Poder-se-ia pensar que não importa a situação geral da espécie, pois existem parques nacionais e outras áreas protegidas que, como seu nome diz, protegem as espécies ameaçadas. Esse é um pensamento otimista demais, pois, por confissão do próprio Governo Federal, tão só um lamentável 0,6% dos pinheirais estavam protegidos por alguma unidade de conservação em 1997, apesar de que 10% do ecossistema são considerados o mínimo necessário para a sua sobrevivência. Hoje, apesar da bem-vinda criação de três microscópicas unidades de conservação com araucária nos anos 2003 e 2004, deve ter menos área total de pinheirais protegidos devido a que algumas das antigas áreas protegidas estão sendo recortadas ou invadidas. Ou, contrariamente, a proporção de pinheirais protegidos talvez esteja até esteja “aumentando” devido a que a sua área total está diminuindo… É a mágica dos números que os governos adoram para simular quão bonzinhos são!

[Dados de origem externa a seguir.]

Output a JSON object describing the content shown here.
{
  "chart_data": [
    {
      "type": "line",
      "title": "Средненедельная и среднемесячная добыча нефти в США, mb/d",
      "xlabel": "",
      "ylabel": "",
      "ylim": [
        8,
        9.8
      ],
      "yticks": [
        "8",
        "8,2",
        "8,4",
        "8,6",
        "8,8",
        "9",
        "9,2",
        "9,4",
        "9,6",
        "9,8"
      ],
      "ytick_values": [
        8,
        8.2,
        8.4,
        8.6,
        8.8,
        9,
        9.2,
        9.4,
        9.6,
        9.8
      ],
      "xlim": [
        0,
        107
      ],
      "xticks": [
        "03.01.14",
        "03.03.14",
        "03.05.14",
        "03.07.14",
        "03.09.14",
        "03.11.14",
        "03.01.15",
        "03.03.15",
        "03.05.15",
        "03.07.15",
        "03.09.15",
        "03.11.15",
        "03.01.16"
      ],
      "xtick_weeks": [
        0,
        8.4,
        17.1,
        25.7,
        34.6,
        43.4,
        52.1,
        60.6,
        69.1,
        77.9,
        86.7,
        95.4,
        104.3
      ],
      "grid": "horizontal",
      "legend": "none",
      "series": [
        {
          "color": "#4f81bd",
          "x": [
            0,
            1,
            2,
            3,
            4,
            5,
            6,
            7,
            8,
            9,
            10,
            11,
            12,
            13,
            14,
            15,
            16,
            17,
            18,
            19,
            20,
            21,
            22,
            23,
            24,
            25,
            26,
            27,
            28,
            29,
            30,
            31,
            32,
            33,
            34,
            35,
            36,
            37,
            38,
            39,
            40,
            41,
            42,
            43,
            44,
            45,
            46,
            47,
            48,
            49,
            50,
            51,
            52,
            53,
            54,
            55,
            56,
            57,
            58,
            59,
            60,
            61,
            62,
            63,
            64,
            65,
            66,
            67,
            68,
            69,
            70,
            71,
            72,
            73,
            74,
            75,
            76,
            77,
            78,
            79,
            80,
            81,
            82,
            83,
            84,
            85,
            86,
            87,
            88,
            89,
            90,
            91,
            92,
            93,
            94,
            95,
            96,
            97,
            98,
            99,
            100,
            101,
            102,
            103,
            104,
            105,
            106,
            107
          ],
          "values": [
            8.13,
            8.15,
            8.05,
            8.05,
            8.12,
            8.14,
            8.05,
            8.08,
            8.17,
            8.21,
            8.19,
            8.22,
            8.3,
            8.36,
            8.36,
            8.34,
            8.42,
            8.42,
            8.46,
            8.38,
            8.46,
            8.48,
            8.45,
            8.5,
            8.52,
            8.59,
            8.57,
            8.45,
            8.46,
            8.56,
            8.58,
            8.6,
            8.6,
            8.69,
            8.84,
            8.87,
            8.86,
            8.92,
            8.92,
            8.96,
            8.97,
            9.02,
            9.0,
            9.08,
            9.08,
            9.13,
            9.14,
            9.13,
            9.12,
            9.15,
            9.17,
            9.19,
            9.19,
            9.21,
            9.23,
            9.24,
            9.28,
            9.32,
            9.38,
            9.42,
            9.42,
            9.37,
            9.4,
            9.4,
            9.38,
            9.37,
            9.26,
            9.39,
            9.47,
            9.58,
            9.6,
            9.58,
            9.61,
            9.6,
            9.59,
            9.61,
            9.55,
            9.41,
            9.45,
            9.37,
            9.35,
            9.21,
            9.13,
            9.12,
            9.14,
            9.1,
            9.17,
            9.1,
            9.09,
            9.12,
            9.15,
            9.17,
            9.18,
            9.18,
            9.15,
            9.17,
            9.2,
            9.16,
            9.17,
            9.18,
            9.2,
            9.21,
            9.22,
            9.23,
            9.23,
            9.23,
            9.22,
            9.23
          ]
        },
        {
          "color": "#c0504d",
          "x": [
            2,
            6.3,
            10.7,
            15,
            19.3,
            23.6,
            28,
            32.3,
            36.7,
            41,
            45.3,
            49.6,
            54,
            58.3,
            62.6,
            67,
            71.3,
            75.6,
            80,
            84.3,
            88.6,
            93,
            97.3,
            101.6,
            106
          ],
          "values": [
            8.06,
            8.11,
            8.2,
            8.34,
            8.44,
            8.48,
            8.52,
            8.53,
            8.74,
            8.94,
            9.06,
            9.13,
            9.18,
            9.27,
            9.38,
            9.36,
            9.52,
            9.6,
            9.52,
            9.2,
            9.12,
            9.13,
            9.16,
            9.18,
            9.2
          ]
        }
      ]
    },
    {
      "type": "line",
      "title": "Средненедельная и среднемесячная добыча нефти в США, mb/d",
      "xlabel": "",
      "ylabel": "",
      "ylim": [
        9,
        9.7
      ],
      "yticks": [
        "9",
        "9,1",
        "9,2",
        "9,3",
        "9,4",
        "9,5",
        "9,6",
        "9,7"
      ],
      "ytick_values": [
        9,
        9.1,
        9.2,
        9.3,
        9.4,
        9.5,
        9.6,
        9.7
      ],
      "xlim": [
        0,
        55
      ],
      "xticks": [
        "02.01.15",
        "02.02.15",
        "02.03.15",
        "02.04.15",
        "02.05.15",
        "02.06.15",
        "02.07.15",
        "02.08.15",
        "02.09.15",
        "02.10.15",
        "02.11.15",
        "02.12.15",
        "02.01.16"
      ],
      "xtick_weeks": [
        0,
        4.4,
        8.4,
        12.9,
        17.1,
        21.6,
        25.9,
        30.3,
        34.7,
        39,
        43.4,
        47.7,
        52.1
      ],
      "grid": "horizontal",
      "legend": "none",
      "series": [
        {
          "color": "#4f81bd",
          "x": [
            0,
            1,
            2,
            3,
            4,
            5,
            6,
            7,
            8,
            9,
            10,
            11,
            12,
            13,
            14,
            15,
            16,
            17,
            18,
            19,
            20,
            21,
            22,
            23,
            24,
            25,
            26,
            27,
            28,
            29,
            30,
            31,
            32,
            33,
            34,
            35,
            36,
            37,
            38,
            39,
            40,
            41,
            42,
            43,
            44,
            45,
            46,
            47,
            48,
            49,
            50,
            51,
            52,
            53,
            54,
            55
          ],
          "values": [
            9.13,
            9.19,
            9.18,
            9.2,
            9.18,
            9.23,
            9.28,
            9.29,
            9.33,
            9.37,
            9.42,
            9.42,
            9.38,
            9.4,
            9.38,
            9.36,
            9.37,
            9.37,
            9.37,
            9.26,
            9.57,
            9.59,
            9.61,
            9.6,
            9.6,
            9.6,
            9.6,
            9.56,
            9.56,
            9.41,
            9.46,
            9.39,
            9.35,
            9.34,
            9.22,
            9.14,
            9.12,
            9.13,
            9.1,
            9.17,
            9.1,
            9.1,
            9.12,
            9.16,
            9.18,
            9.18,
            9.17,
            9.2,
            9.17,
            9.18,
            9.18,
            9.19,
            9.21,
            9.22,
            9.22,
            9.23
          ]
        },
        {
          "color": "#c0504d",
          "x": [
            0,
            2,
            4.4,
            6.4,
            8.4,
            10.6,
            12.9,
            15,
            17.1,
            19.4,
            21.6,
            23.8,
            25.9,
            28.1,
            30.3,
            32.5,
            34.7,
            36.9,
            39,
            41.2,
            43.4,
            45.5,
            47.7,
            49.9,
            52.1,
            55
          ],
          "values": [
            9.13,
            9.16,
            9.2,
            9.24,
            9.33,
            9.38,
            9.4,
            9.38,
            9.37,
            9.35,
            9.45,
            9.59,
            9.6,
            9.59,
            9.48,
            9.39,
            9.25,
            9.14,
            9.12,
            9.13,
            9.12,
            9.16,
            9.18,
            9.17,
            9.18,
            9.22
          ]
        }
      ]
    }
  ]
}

Lages está em Santa Catarina, um estado com grandes belezas naturais, quiçá a maior concentração das mesmas que existe no Brasil. Não há dúvida que o povo catarinense gosta e está justificadamente orgulhoso da sua natureza, mas isso contrasta com a atitude dos seus governantes atuais. Para reduzir o tamanho do seu principal parque estadual, o da Serra do Tabuleiro, devido ao seu abandono pelo mesmo governo, não teve uma só voz de oposição na Assembléia Legislativa. Igual aconteceu quando, com o pretexto de favorecer os pequenos agricultores, se reduziu a área a ser protegida na margem dos rios, sem levar em conta o desastre social e econômico de proporções trágicas acontecido poucas semanas antes, que em grande medida foi ocasionado exatamente pelo descuido das matas ciliares.
Quando o Ministério Público protesta contra decisões nas bacias hidrográficas, que afetam a qualidade da água que serve a população, quem responde, no lugar de agradecer ou ficar calado, é o Presidente da Fundação do Meio Ambiente (FATMA), ou seja, o encarregado de proteger a água. E assim sucessivamente. Dia a dia se observa o mangue e as ladeiras mais empinadas da Ilha de Santa Catarina sendo legal e ilegalmente invadidos, por ricos e pobres. Todo mundo vê, menos, obviamente, as autoridades estaduais. Se elas interviessem, pressionadas pela imprensa, deixariam passar algumas semanas ou alguns meses e, logo, misteriosamente as obras continuariam e já ninguém tem mais forças para protestar.
Oxalá a Festa do Pinhão fosse algo mais que um simples negócio. Oxalá fosse, por exemplo, um palco para protestar contra a atitude dos atuais responsáveis pelo desenvolvimento e pelo futuro do Estado, tomando como símbolo a árvore mais emblemática do Estado. Oxalá que sirva para que o povo catarinense pense melhor em seus votos na próxima campanha eleitoral. Oxalá que cada participante da festa pense no assunto pelo menos no momento em que engula os órgãos reprodutivos da araucária.